Not only are parents spending hefty sums, said expenditures do not seem to produce good results. It is hard to make the argument that children are better adjusted, more capable, smarter, or any other superlative than they were in previous generations. As Jonathan Haidt and others have argued persuasively, the trends are all in the wrong direction.
What if we actually know how to raise children because we love them and the vast majority of parenting is common sense?
Do you need to know exactly how many words children need to hear before they are two, or is it obvious that talking to babies and toddlers is a good thing to do and sticking screens in their hands is not as good for them as hearing your voice and your laugh and seeing you smile?

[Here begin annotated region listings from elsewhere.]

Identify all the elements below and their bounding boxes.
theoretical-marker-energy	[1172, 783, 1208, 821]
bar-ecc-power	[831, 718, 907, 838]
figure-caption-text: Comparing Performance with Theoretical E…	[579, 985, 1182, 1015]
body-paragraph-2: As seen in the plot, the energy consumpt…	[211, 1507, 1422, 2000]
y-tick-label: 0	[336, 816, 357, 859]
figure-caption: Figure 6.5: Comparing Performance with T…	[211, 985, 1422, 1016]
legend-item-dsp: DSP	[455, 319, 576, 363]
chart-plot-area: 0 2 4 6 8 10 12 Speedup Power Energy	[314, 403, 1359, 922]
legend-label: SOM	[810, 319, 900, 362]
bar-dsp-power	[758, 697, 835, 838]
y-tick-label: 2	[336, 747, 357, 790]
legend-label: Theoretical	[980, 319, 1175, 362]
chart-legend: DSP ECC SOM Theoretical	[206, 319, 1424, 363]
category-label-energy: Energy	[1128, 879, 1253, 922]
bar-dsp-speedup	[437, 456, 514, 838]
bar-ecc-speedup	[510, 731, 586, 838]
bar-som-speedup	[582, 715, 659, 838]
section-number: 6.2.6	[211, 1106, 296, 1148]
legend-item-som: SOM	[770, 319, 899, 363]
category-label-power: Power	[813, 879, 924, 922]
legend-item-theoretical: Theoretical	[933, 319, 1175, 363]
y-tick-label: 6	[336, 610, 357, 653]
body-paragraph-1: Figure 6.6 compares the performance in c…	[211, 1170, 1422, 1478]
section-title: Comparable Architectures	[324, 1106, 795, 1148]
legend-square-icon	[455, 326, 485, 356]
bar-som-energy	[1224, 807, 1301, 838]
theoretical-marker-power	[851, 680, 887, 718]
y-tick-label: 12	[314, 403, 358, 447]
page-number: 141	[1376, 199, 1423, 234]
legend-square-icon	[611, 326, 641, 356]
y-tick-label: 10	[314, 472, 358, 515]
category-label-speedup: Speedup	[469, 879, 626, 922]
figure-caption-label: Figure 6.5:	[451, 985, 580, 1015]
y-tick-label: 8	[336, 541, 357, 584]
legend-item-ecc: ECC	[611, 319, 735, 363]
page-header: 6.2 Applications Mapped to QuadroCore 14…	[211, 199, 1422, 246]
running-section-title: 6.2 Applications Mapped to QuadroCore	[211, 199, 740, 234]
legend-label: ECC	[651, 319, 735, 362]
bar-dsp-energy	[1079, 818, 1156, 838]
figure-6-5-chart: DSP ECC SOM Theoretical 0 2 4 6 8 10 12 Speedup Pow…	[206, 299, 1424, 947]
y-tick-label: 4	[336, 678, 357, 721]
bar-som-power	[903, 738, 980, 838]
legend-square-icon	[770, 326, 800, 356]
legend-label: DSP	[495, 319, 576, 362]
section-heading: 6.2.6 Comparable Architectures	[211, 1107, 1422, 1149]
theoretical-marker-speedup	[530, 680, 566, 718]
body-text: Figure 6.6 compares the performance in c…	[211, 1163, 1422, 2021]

Why do we need “evidence” for everything we do? Aren’t there things that parents just know? The Free Press, of which I am a fan, is pitching their new collaboration Raising Parents with Emily Oster, of whom I am fan, as providing “Scientific answers. Data-backed answers. Answers based on peer-reviewed evidence.”
Fan or no, to this I say: NO.
My children are in college now, but one of the things I am most happy I did as a parent is that, for the most part, I relied on my intuition and my belief that I know my children better than anyone else ever could. I also talked to my sisters and my mother and my friends, and occasionally to our pediatrician, and from conferring with those wise (mostly) women I was able to avoid having a lot of “experts” telling me I was doing it wrong or reinforcing the idea that I was incapable or incompetent. I wasn’t, and you probably aren’t either.
Some of the parenting advice dispensed by these people making money—a lot of money— is probably perfectly sound, even “evidence-based”. A lot of it is silly and some of it is downright harmful.
But all of it is predicated on the idea that we parents don’t know what we are doing, and that left to our own devices we are harming our children. Accepting this assertion weakens our power and undermines our bonds with our children, as we outsource parenting to everyone else—therapists, college counselors, and apps that monitor our children in place of us spending time with them.
Unsubscribe from those parenting apps and websites and talk to your friends and family members and, most of all, to your children.
You might be pleasantly surprised at how much you already know.
Being a parent today can seem overwhelming. Even my organization has done parenting newsletters. There is so much information out there and burnout can set in. Thanks for reminding us that we can step away and do what we think is best for our children.
This is great. I think it would do many doctors good to hear this take. We tend to give lots of parenting advice, much of which is belittling and not even well supported by evidence. Intuition is underrated.